Among the many memories recalled over the this period of Remembrance is an inspirational tale of bravery and incredible fortune.
Services this weekend and on Tuesday – Armistice Day – will be particularly significant in 2014 – 100 years since the beginning of World War One and 70 years since the D-Day Landings.
And it was in Normandy on June 6, 1944, that the remarkable experience of Charles Truman, of Crowland, occurred.
As one of the first infantrymen to advance from Sword beach, he was peppered with machine gunfire. Charles only survived thanks to having grabbed a cherished photo of his wife Joyce out of his kit bag as he left the landing craft.
The then 26-year-old had put the solid silver frame inside his uniform next to his heart. It saved his life when it deflected a bullet.
Charles died in 2011, aged 94. Like many war veterans, he preferred not to talk about his service.
It was only in his later years that he recalled: “D-Day saw us advancing on ‘Hillman’ [bunker] and with Captain [Geoffrey] Ryley leading the way, we came under heavy machine gun fire. I was hit twice by bullets into my chest, one of which hit the silver frame of my wife’s photograph that I was carrying in my tunic.
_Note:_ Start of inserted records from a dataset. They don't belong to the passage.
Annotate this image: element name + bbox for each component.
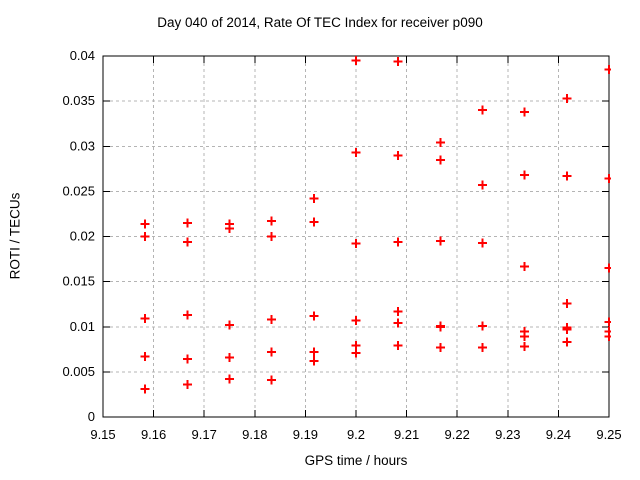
data-point-marker xyxy=(520,170,529,180)
data-point-marker xyxy=(478,321,487,331)
data-point-marker xyxy=(436,138,445,148)
data-point-marker xyxy=(562,298,572,308)
data-point-marker xyxy=(140,232,150,241)
data-point-marker xyxy=(436,155,445,165)
data-point-marker xyxy=(225,320,234,330)
data-point-marker xyxy=(183,310,192,320)
data-point-marker xyxy=(393,56,403,66)
data-point-marker xyxy=(436,322,445,332)
data-point-marker xyxy=(140,314,150,324)
x-tick-label: 9.23 xyxy=(495,427,520,442)
data-point-marker xyxy=(267,347,276,357)
data-point-marker xyxy=(562,171,572,181)
data-point-marker xyxy=(183,380,192,389)
x-tick-label: 9.21 xyxy=(394,427,419,442)
data-point-marker xyxy=(183,218,192,228)
data-point-marker xyxy=(309,356,319,366)
data-points-layer xyxy=(140,56,611,394)
data-point-marker xyxy=(351,315,361,325)
data-point-marker xyxy=(604,65,611,74)
data-point-marker xyxy=(478,180,487,190)
data-point-marker xyxy=(604,174,611,184)
data-point-marker xyxy=(225,352,234,362)
data-point-marker xyxy=(140,352,150,361)
x-tick-label: 9.16 xyxy=(141,427,166,442)
data-point-marker xyxy=(520,342,529,352)
x-tick-label: 9.18 xyxy=(242,427,267,442)
data-point-marker xyxy=(267,232,276,241)
y-tick-label: 0.025 xyxy=(62,183,95,198)
y-tick-label: 0.015 xyxy=(62,274,95,289)
data-point-marker xyxy=(393,341,403,351)
data-point-marker xyxy=(309,347,319,357)
data-point-marker xyxy=(140,384,150,394)
x-tick-label: 9.17 xyxy=(192,427,217,442)
data-point-marker xyxy=(267,216,276,226)
y-tick-label: 0.005 xyxy=(62,364,95,379)
data-point-marker xyxy=(183,354,192,364)
data-point-marker xyxy=(351,148,361,158)
data-point-marker xyxy=(562,93,572,103)
data-point-marker xyxy=(562,325,572,334)
x-tick-label: 9.22 xyxy=(445,427,470,442)
data-point-marker xyxy=(267,375,276,385)
y-tick-label: 0.035 xyxy=(62,93,95,108)
x-axis-title: GPS time / hours xyxy=(304,453,408,468)
data-point-marker xyxy=(351,348,361,358)
data-point-marker xyxy=(478,238,487,248)
data-point-marker xyxy=(436,236,445,246)
data-point-marker xyxy=(520,107,529,117)
data-point-marker xyxy=(520,332,529,342)
data-point-marker xyxy=(309,217,319,227)
data-point-marker xyxy=(393,150,403,160)
x-tick-label: 9.15 xyxy=(90,427,115,442)
data-point-marker xyxy=(183,237,192,247)
chart-title: Day 040 of 2014, Rate Of TEC Index for r… xyxy=(157,15,483,30)
y-tick-label: 0.04 xyxy=(70,48,95,63)
data-point-marker xyxy=(604,332,611,342)
data-point-marker xyxy=(351,239,361,249)
data-point-marker xyxy=(604,263,611,273)
data-point-marker xyxy=(393,318,403,328)
y-tick-label: 0.03 xyxy=(70,138,95,153)
y-tick-label: 0 xyxy=(88,409,95,424)
data-point-marker xyxy=(140,219,150,229)
x-tick-label: 9.19 xyxy=(293,427,318,442)
x-tick-label: 9.24 xyxy=(546,427,571,442)
data-point-marker xyxy=(393,237,403,247)
data-point-marker xyxy=(520,261,529,271)
data-point-marker xyxy=(478,343,487,352)
y-tick-label: 0.01 xyxy=(70,319,95,334)
data-point-marker xyxy=(267,315,276,324)
data-point-marker xyxy=(309,194,319,204)
data-point-marker xyxy=(436,343,445,352)
data-point-marker xyxy=(309,311,319,321)
data-point-marker xyxy=(604,317,611,327)
x-tick-label: 9.25 xyxy=(596,427,621,442)
x-tick-label: 9.2 xyxy=(347,427,365,442)
y-tick-label: 0.02 xyxy=(70,229,95,244)
data-point-marker xyxy=(225,374,234,384)
data-point-marker xyxy=(478,105,487,115)
data-point-marker xyxy=(351,56,361,65)
data-point-marker xyxy=(225,223,234,233)
data-point-marker xyxy=(562,337,572,347)
data-point-marker xyxy=(393,306,403,316)
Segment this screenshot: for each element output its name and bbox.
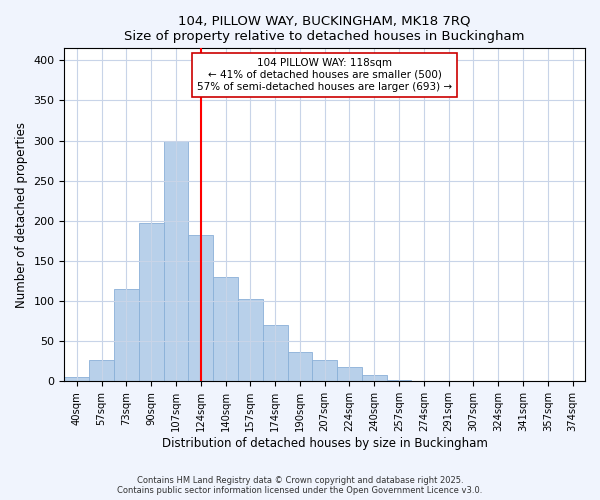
Text: 104 PILLOW WAY: 118sqm
← 41% of detached houses are smaller (500)
57% of semi-de: 104 PILLOW WAY: 118sqm ← 41% of detached… <box>197 58 452 92</box>
Text: Contains HM Land Registry data © Crown copyright and database right 2025.
Contai: Contains HM Land Registry data © Crown c… <box>118 476 482 495</box>
Bar <box>386 380 412 382</box>
Bar <box>238 300 263 382</box>
X-axis label: Distribution of detached houses by size in Buckingham: Distribution of detached houses by size … <box>162 437 488 450</box>
Bar <box>64 376 89 382</box>
Bar <box>263 325 287 382</box>
Bar <box>362 375 386 382</box>
Bar <box>164 140 188 382</box>
Bar <box>560 380 585 382</box>
Bar <box>188 234 213 382</box>
Bar <box>89 360 114 382</box>
Bar <box>213 277 238 382</box>
Bar <box>337 367 362 382</box>
Bar <box>139 224 164 382</box>
Bar <box>412 380 436 382</box>
Bar <box>114 289 139 382</box>
Title: 104, PILLOW WAY, BUCKINGHAM, MK18 7RQ
Size of property relative to detached hous: 104, PILLOW WAY, BUCKINGHAM, MK18 7RQ Si… <box>124 15 525 43</box>
Y-axis label: Number of detached properties: Number of detached properties <box>15 122 28 308</box>
Bar <box>287 352 313 382</box>
Bar <box>313 360 337 382</box>
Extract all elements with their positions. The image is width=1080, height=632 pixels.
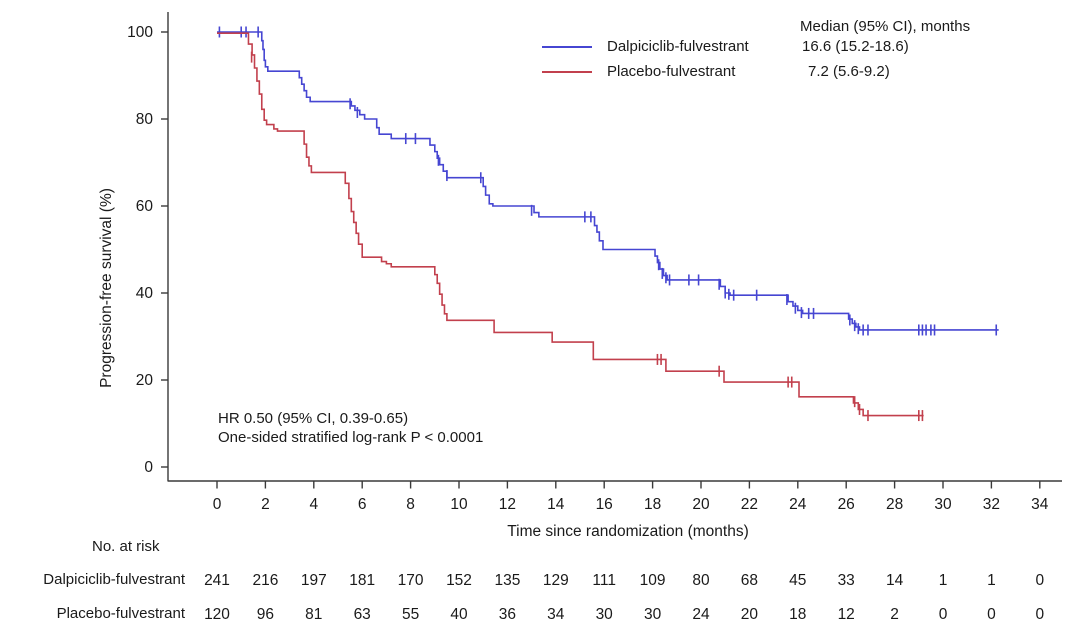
at-risk-count: 55 [402, 606, 419, 623]
at-risk-count: 241 [204, 572, 230, 589]
legend-label-placebo: Placebo-fulvestrant [607, 63, 736, 80]
x-tick-label: 34 [1031, 496, 1049, 513]
at-risk-count: 1 [939, 572, 948, 589]
x-tick-label: 22 [741, 496, 758, 513]
at-risk-row-label-placebo: Placebo-fulvestrant [56, 605, 185, 622]
at-risk-count: 36 [499, 606, 516, 623]
at-risk-count: 0 [1035, 572, 1044, 589]
x-tick-label: 32 [983, 496, 1000, 513]
at-risk-count: 45 [789, 572, 806, 589]
legend-line-placebo-icon [542, 71, 592, 73]
x-tick-label: 16 [596, 496, 613, 513]
at-risk-count: 68 [741, 572, 758, 589]
at-risk-count: 135 [494, 572, 520, 589]
at-risk-count: 30 [644, 606, 662, 623]
x-tick-label: 28 [886, 496, 903, 513]
legend-line-dalpiciclib-icon [542, 46, 592, 48]
at-risk-count: 109 [640, 572, 666, 589]
km-curve-placebo [217, 32, 924, 417]
at-risk-row-label-dalpiciclib: Dalpiciclib-fulvestrant [43, 571, 185, 588]
at-risk-count: 33 [838, 572, 855, 589]
at-risk-count: 129 [543, 572, 569, 589]
at-risk-count: 96 [257, 606, 274, 623]
x-tick-label: 4 [309, 496, 318, 513]
at-risk-count: 216 [252, 572, 278, 589]
x-tick-label: 20 [692, 496, 710, 513]
at-risk-count: 152 [446, 572, 472, 589]
x-tick-label: 2 [261, 496, 270, 513]
x-tick-label: 26 [838, 496, 855, 513]
legend-median-dalpiciclib: 16.6 (15.2-18.6) [802, 38, 909, 55]
at-risk-title: No. at risk [92, 538, 160, 555]
at-risk-count: 120 [204, 606, 230, 623]
legend: Median (95% CI), months Dalpiciclib-fulv… [542, 14, 1022, 89]
at-risk-count: 197 [301, 572, 327, 589]
at-risk-count: 1 [987, 572, 996, 589]
x-axis-title: Time since randomization (months) [507, 523, 749, 540]
at-risk-count: 0 [987, 606, 996, 623]
hr-annotation-line2: One-sided stratified log-rank P < 0.0001 [218, 429, 484, 446]
at-risk-count: 0 [1035, 606, 1044, 623]
at-risk-count: 111 [592, 572, 616, 589]
x-tick-label: 10 [450, 496, 468, 513]
at-risk-count: 170 [398, 572, 424, 589]
x-tick-label: 18 [644, 496, 661, 513]
y-tick-label: 40 [136, 285, 154, 302]
at-risk-count: 20 [741, 606, 759, 623]
at-risk-count: 24 [692, 606, 710, 623]
legend-median-header: Median (95% CI), months [800, 18, 971, 35]
x-tick-label: 30 [934, 496, 952, 513]
at-risk-count: 18 [789, 606, 806, 623]
at-risk-count: 181 [349, 572, 375, 589]
at-risk-count: 0 [939, 606, 948, 623]
y-tick-label: 60 [136, 198, 154, 215]
legend-label-dalpiciclib: Dalpiciclib-fulvestrant [607, 38, 749, 55]
x-tick-label: 14 [547, 496, 565, 513]
hr-annotation-line1: HR 0.50 (95% CI, 0.39-0.65) [218, 410, 409, 427]
at-risk-count: 2 [890, 606, 899, 623]
at-risk-count: 81 [305, 606, 322, 623]
km-curve-dalpiciclib [217, 31, 999, 331]
at-risk-count: 63 [354, 606, 371, 623]
y-tick-label: 80 [136, 111, 154, 128]
legend-median-placebo: 7.2 (5.6-9.2) [808, 63, 890, 80]
at-risk-count: 30 [596, 606, 614, 623]
x-tick-label: 0 [213, 496, 222, 513]
x-tick-label: 8 [406, 496, 415, 513]
y-tick-label: 100 [127, 24, 153, 41]
y-tick-label: 20 [136, 372, 154, 389]
x-tick-label: 12 [499, 496, 516, 513]
x-tick-label: 6 [358, 496, 367, 513]
y-tick-label: 0 [144, 459, 153, 476]
at-risk-count: 80 [692, 572, 710, 589]
at-risk-count: 12 [838, 606, 855, 623]
at-risk-count: 34 [547, 606, 565, 623]
x-tick-label: 24 [789, 496, 807, 513]
at-risk-count: 14 [886, 572, 904, 589]
y-axis-title: Progression-free survival (%) [98, 188, 115, 388]
hr-annotation: HR 0.50 (95% CI, 0.39-0.65) One-sided st… [218, 409, 483, 447]
at-risk-count: 40 [450, 606, 468, 623]
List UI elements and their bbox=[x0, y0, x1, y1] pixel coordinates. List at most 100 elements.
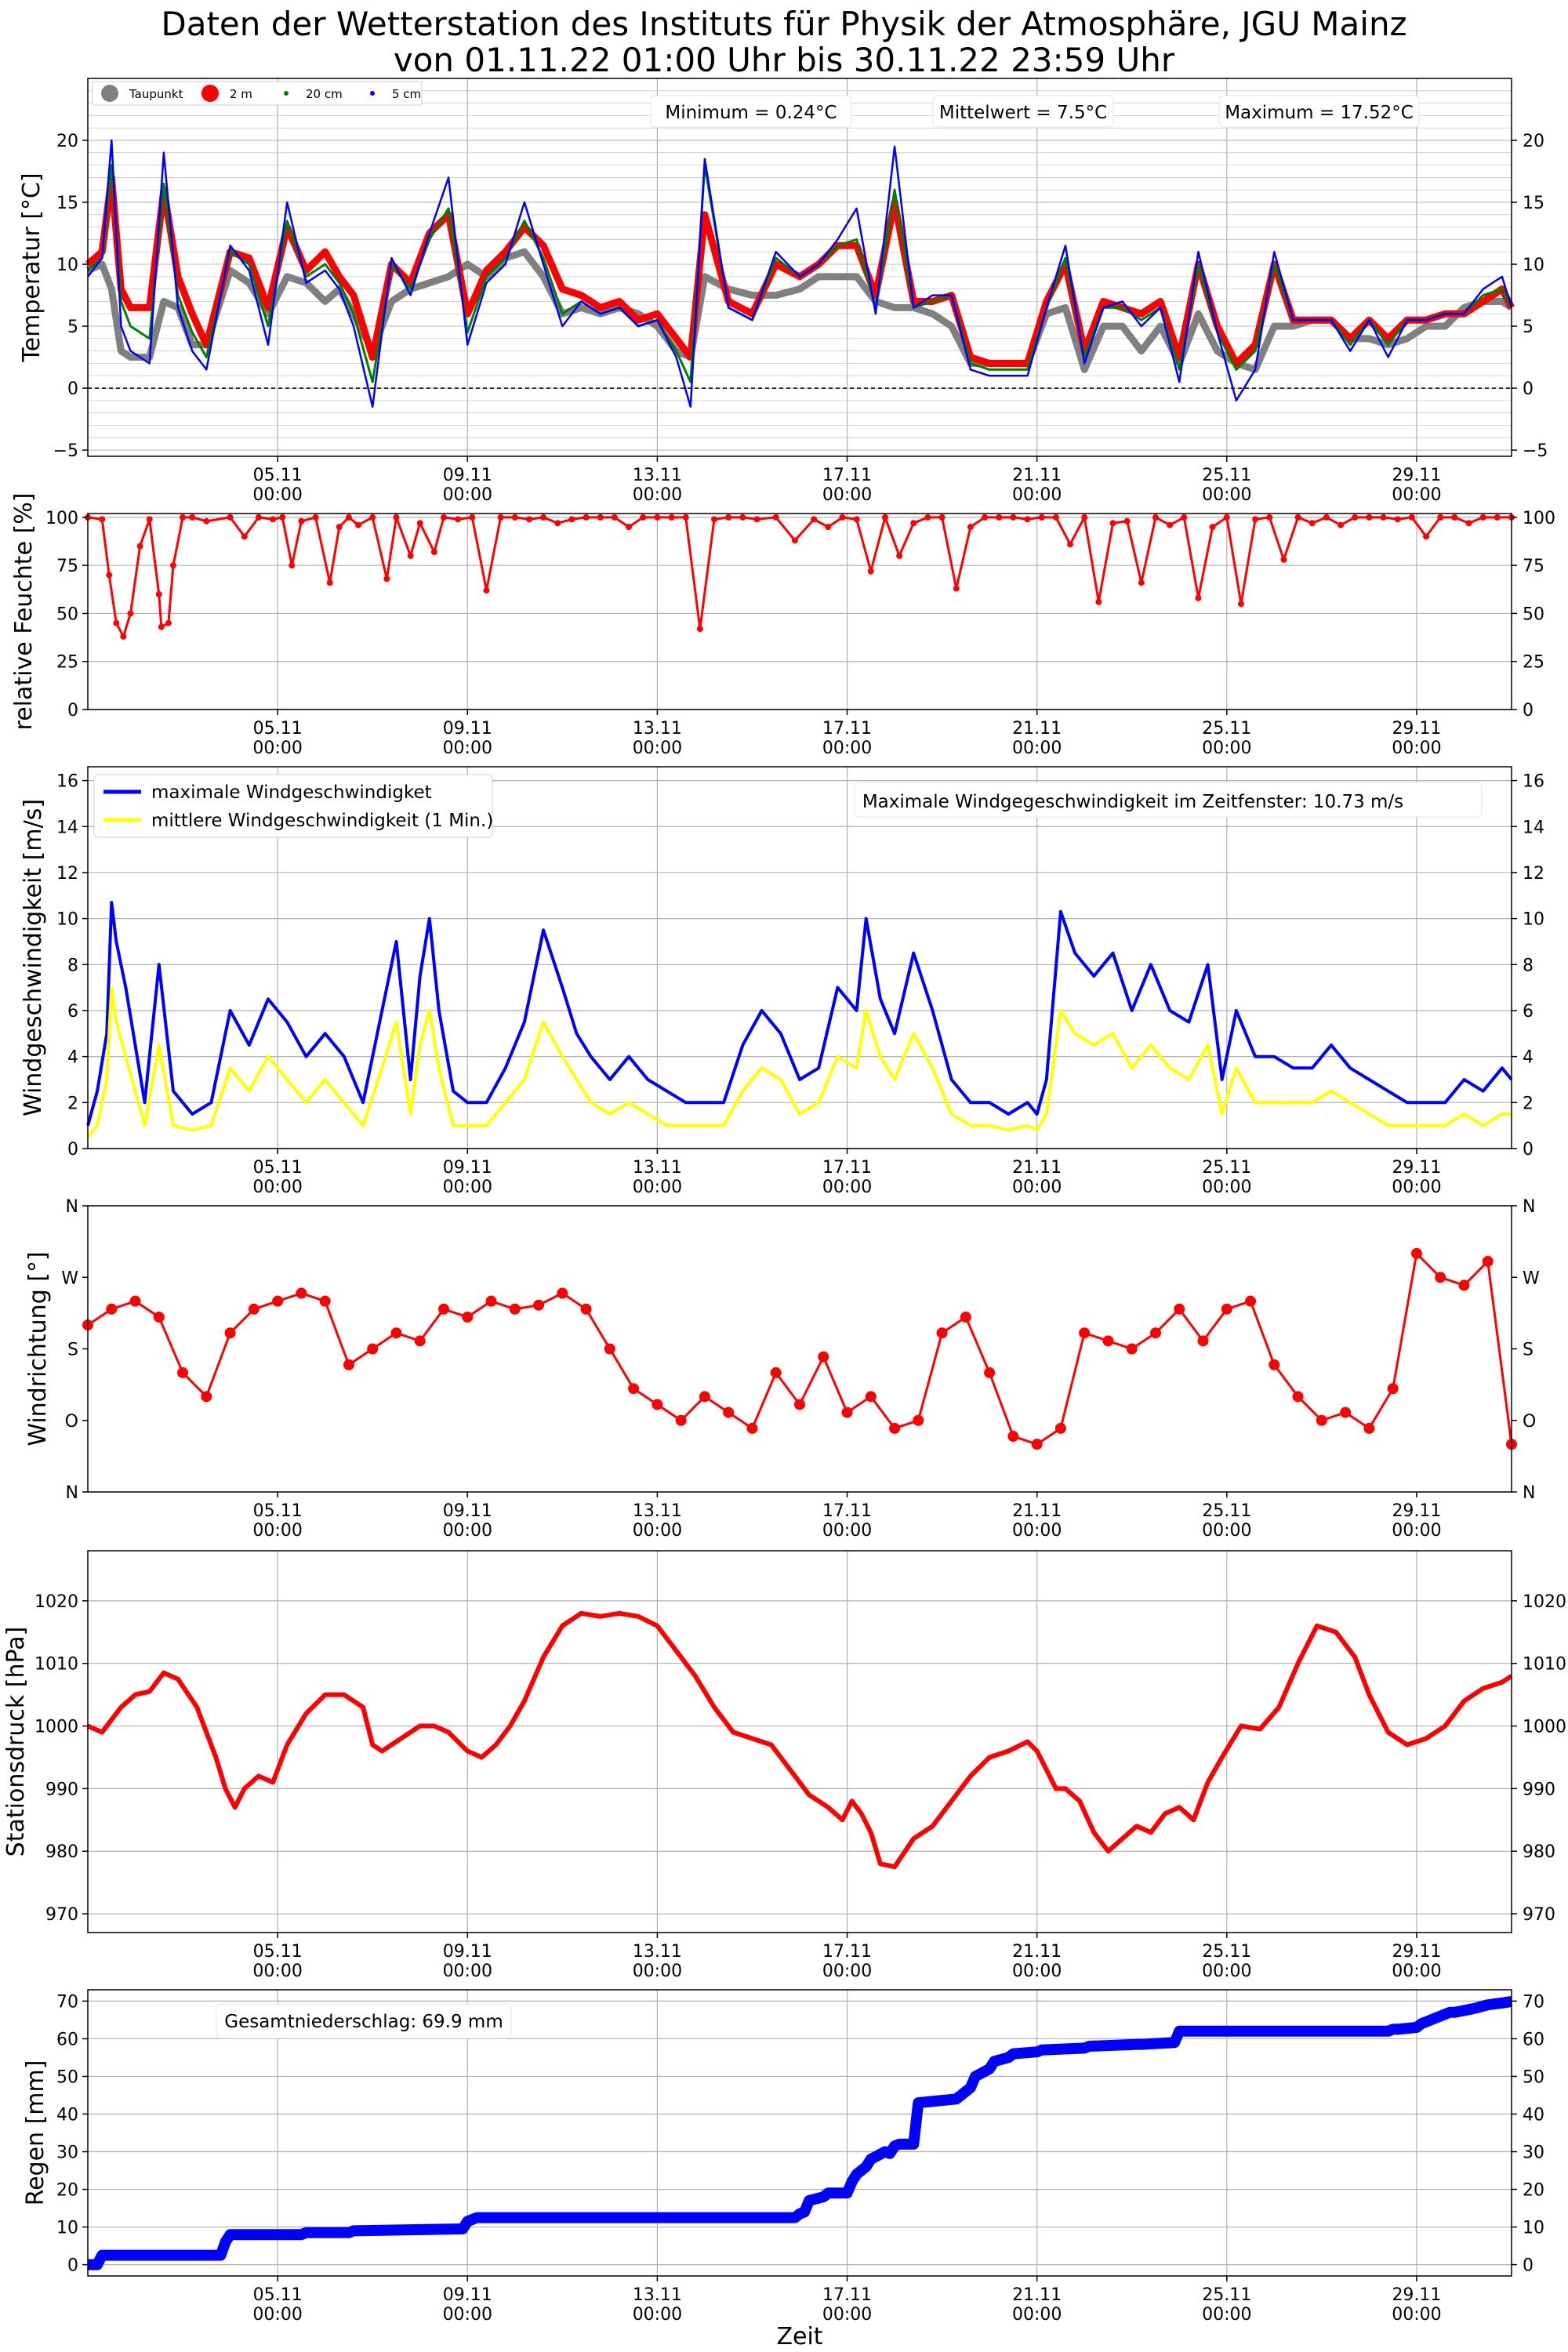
x-tick-label: 00:00 bbox=[1202, 485, 1251, 505]
legend-label: maximale Windgeschwindigket bbox=[151, 782, 432, 803]
x-tick-label: 00:00 bbox=[633, 739, 682, 758]
panel-5: 970 970 980 980 990 990 1000 1000 1010 1010 1020 10… bbox=[2, 1550, 1566, 1981]
x-tick-label: 29.11 bbox=[1392, 1942, 1441, 1962]
title-line-2: von 01.11.22 01:00 Uhr bis 30.11.22 23:5… bbox=[393, 41, 1175, 79]
y-tick-label: 0 bbox=[67, 1140, 78, 1160]
legend-label: 2 m bbox=[230, 87, 252, 101]
y-tick-label: 0 bbox=[67, 2256, 78, 2276]
y-tick-label: 15 bbox=[1523, 194, 1544, 213]
y-tick-label: 70 bbox=[56, 1992, 78, 2012]
x-tick-label: 00:00 bbox=[822, 1962, 872, 1981]
annotation-text: Minimum = 0.24°C bbox=[665, 103, 837, 123]
annotation-box bbox=[650, 95, 852, 128]
legend-marker bbox=[370, 91, 375, 96]
y-tick-label: 20 bbox=[1523, 132, 1544, 151]
plot-frame bbox=[87, 513, 1512, 710]
x-tick-label: 00:00 bbox=[1392, 2305, 1441, 2325]
x-tick-label: 21.11 bbox=[1012, 1942, 1062, 1962]
series-line bbox=[87, 139, 1513, 408]
x-tick-label: 00:00 bbox=[633, 1521, 682, 1541]
x-tick-label: 00:00 bbox=[1392, 1521, 1441, 1541]
y-tick-label: 1010 bbox=[34, 1655, 78, 1675]
x-tick-label: 13.11 bbox=[633, 2285, 682, 2305]
x-tick-label: 00:00 bbox=[1202, 1962, 1251, 1981]
series-line bbox=[86, 985, 1512, 1138]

“This without doubt saved my life.”
Still, Charles was badly injured. He stuck his bayonet in the ground (to indicate that he needed medical help) and was dragged back to the beach, before being taken to hospital in Gosport.
Joyce received the news in a telegram to her parents’ house in Coronation Avenue, Deeping St Nicholas.
It was just four months before the birth of their first child, Cynthia.
Charles was demobbed in April 1946 and the Trumans’ surviving daughter Merralyn (Mel) Garratt, of Abbey Mews, Crowland, remembers accompanying her mother and father on annual trips to Bury St Edmunds, where he had been based with 1st Suffolk Regiment.
However, the heroics of her father only became known to Mel when Charles began to open up a little more in his later years as a widower.
Graham Dark, of Spalding, was a friend of his.
He said: “It is hard to imagine what was going through the minds of soldiers cramped together hearing bullets hitting the landing craft and waiting to be exposed to relentless machine gunfire as they hit the beach.
“Charles was one of the lucky ones, but his story indicates the great heroism and sacrifices that have, and are, still being made by the armed services on our behalf.”
The damaged photo frame is on display at the Suffolk Regiment Gallery.